# How to trim stern plants ?



## ppaskova (Apr 27, 2010)

I have Thai Hygrophilia that currently reached top of the tank and almost growing out of the watter. I need to trim / cut it. What is the best way to do it ? I've been told to cut the stem on the middle and replant the top piece. I'm not sure if the both parts will continue to grow. Can I do that or should I do it differently ?


----------



## BettaBeats (Jan 14, 2010)

Both parts will continue to grow. If you cut too close to the leaf you might get a V in the plant where two 'new plants' grow. That might be why your friend said to cut in the middle of the _stem_.

On the parts that you cut off the main plant, take off the bottom few leaves so they don't rot when planted in the gravel.


----------



## ppaskova (Apr 27, 2010)

BettaBeats said:


> Both parts will continue to grow. If you cut too close to the leaf you might get a V in the plant where two 'new plants' grow. That might be why your friend said to cut in the middle of the _stem_.
> 
> On the parts that you cut off the main plant, take off the bottom few leaves so they don't rot when planted in the gravel.


What do you mean by "V" shape ? If I cut stem close to the leaf, then two new plants / stems may start growing from it ? And If I only want one, where should I cut ?


----------



## BettaBeats (Jan 14, 2010)

It's nature, I'm not sure you can control it.
But like I said, it might be why your friend said to cut a bit up from the leaves.

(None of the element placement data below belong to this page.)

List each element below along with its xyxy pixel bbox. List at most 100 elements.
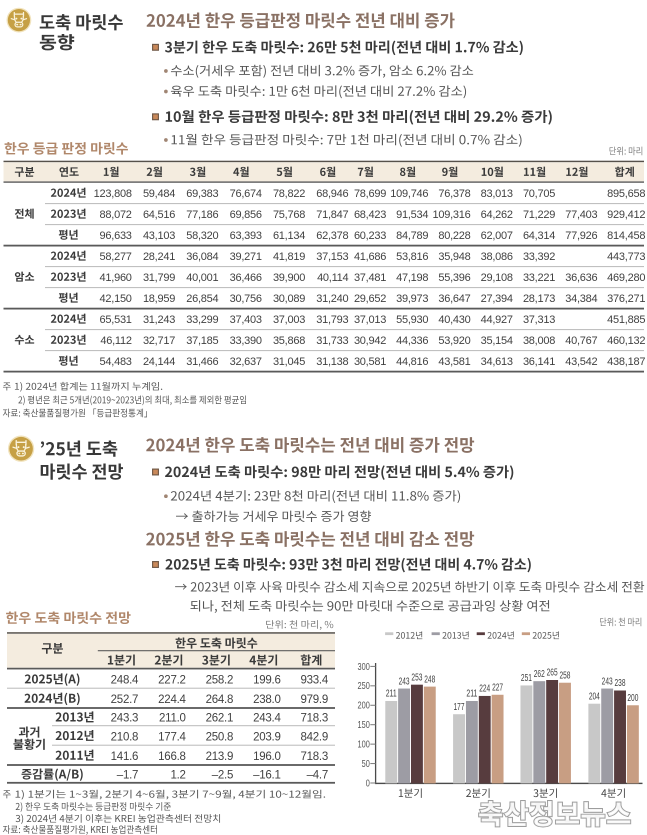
svg-text:28,241: 28,241 — [143, 251, 175, 263]
svg-text:40,001: 40,001 — [186, 272, 218, 284]
svg-text:36,636: 36,636 — [565, 272, 597, 284]
svg-text:38,086: 38,086 — [481, 251, 513, 263]
svg-text:718.3: 718.3 — [300, 751, 328, 763]
svg-text:0: 0 — [366, 778, 370, 789]
svg-text:37,003: 37,003 — [273, 314, 305, 326]
svg-text:31,240: 31,240 — [316, 293, 348, 305]
svg-text:84,789: 84,789 — [396, 230, 428, 242]
svg-text:451,885: 451,885 — [607, 314, 645, 326]
svg-text:27,394: 27,394 — [481, 293, 513, 305]
svg-text:75,768: 75,768 — [273, 209, 305, 221]
svg-text:979.9: 979.9 — [300, 694, 328, 706]
svg-text:243.4: 243.4 — [253, 713, 281, 725]
svg-text:35,868: 35,868 — [273, 335, 305, 347]
svg-text:50: 50 — [362, 759, 370, 770]
svg-text:243: 243 — [399, 676, 410, 687]
svg-text:252.7: 252.7 — [111, 694, 139, 706]
svg-text:37,481: 37,481 — [354, 272, 386, 284]
svg-text:262: 262 — [534, 669, 545, 680]
svg-text:933.4: 933.4 — [300, 675, 328, 687]
svg-text:227.2: 227.2 — [158, 675, 186, 687]
svg-text:–16.1: –16.1 — [253, 770, 281, 782]
svg-text:37,013: 37,013 — [354, 314, 386, 326]
svg-text:31,733: 31,733 — [316, 335, 348, 347]
svg-text:44,927: 44,927 — [481, 314, 513, 326]
svg-text:68,946: 68,946 — [316, 188, 348, 200]
svg-text:–2.5: –2.5 — [212, 770, 233, 782]
svg-text:69,856: 69,856 — [230, 209, 262, 221]
svg-text:40,767: 40,767 — [565, 335, 597, 347]
svg-text:250.8: 250.8 — [206, 731, 234, 743]
svg-text:44,336: 44,336 — [396, 335, 428, 347]
svg-text:46,112: 46,112 — [100, 335, 131, 347]
svg-text:91,534: 91,534 — [396, 209, 428, 221]
svg-text:109,746: 109,746 — [390, 188, 428, 200]
svg-text:204: 204 — [589, 691, 600, 702]
svg-text:77,403: 77,403 — [565, 209, 597, 221]
svg-text:248.4: 248.4 — [111, 675, 139, 687]
svg-text:30,942: 30,942 — [354, 335, 386, 347]
svg-text:238: 238 — [615, 678, 626, 689]
svg-text:35,948: 35,948 — [438, 251, 470, 263]
svg-text:44,816: 44,816 — [396, 356, 428, 368]
svg-text:150: 150 — [358, 720, 370, 731]
svg-text:123,808: 123,808 — [94, 188, 132, 200]
svg-text:54,483: 54,483 — [100, 356, 132, 368]
svg-text:55,930: 55,930 — [396, 314, 428, 326]
svg-text:264.8: 264.8 — [206, 694, 234, 706]
svg-text:224.4: 224.4 — [158, 694, 186, 706]
svg-text:35,154: 35,154 — [481, 335, 513, 347]
svg-text:243: 243 — [602, 676, 613, 687]
svg-text:30,581: 30,581 — [354, 356, 386, 368]
svg-text:30,089: 30,089 — [273, 293, 305, 305]
svg-text:41,960: 41,960 — [100, 272, 132, 284]
svg-text:80,228: 80,228 — [438, 230, 470, 242]
svg-text:–1.7: –1.7 — [117, 770, 138, 782]
svg-text:251: 251 — [521, 673, 532, 684]
svg-text:33,390: 33,390 — [230, 335, 262, 347]
svg-text:37,313: 37,313 — [523, 314, 555, 326]
svg-text:65,531: 65,531 — [100, 314, 132, 326]
svg-text:32,717: 32,717 — [143, 335, 175, 347]
svg-text:62,378: 62,378 — [316, 230, 348, 242]
svg-text:250: 250 — [358, 681, 370, 692]
svg-text:469,280: 469,280 — [607, 272, 645, 284]
svg-text:200: 200 — [358, 701, 370, 712]
svg-text:71,847: 71,847 — [316, 209, 348, 221]
svg-text:47,198: 47,198 — [396, 272, 428, 284]
svg-text:29,652: 29,652 — [354, 293, 386, 305]
svg-text:929,412: 929,412 — [607, 209, 645, 221]
svg-text:53,816: 53,816 — [396, 251, 428, 263]
svg-text:55,396: 55,396 — [438, 272, 470, 284]
svg-text:443,773: 443,773 — [607, 251, 645, 263]
svg-text:1.2: 1.2 — [170, 770, 185, 782]
svg-text:36,084: 36,084 — [186, 251, 218, 263]
svg-text:460,132: 460,132 — [607, 335, 645, 347]
svg-text:211.0: 211.0 — [159, 713, 186, 725]
svg-text:31,243: 31,243 — [143, 314, 175, 326]
svg-text:166.8: 166.8 — [158, 751, 186, 763]
svg-text:71,229: 71,229 — [523, 209, 555, 221]
svg-text:109,316: 109,316 — [432, 209, 470, 221]
svg-text:227: 227 — [492, 682, 503, 693]
svg-text:203.9: 203.9 — [253, 731, 281, 743]
svg-text:76,378: 76,378 — [438, 188, 470, 200]
svg-text:78,699: 78,699 — [354, 188, 386, 200]
svg-text:43,103: 43,103 — [143, 230, 175, 242]
svg-text:248: 248 — [424, 674, 435, 685]
svg-text:196.0: 196.0 — [253, 751, 281, 763]
svg-text:36,647: 36,647 — [438, 293, 470, 305]
svg-text:24,144: 24,144 — [143, 356, 175, 368]
svg-text:31,138: 31,138 — [316, 356, 348, 368]
svg-text:64,516: 64,516 — [143, 209, 175, 221]
svg-text:18,959: 18,959 — [143, 293, 175, 305]
svg-text:53,920: 53,920 — [438, 335, 470, 347]
svg-text:31,793: 31,793 — [316, 314, 348, 326]
svg-text:718.3: 718.3 — [300, 713, 328, 725]
svg-text:41,686: 41,686 — [354, 251, 386, 263]
svg-text:34,384: 34,384 — [565, 293, 597, 305]
svg-text:43,542: 43,542 — [565, 356, 597, 368]
svg-text:26,854: 26,854 — [186, 293, 218, 305]
svg-text:211: 211 — [466, 689, 477, 700]
svg-text:–4.7: –4.7 — [307, 770, 328, 782]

Plus, they're plants, they'll keep growing.


----------



## shrtmann (Feb 15, 2009)

ya really there isnt much to it. Just cut the one however high you want to cut it and just remove a few leaves like BB stated from the bottom of the part to be replanted and stick in the gravel...It'll form new roots and just start growing. I tend to cut fairly short so i dont have to cut as much....


----------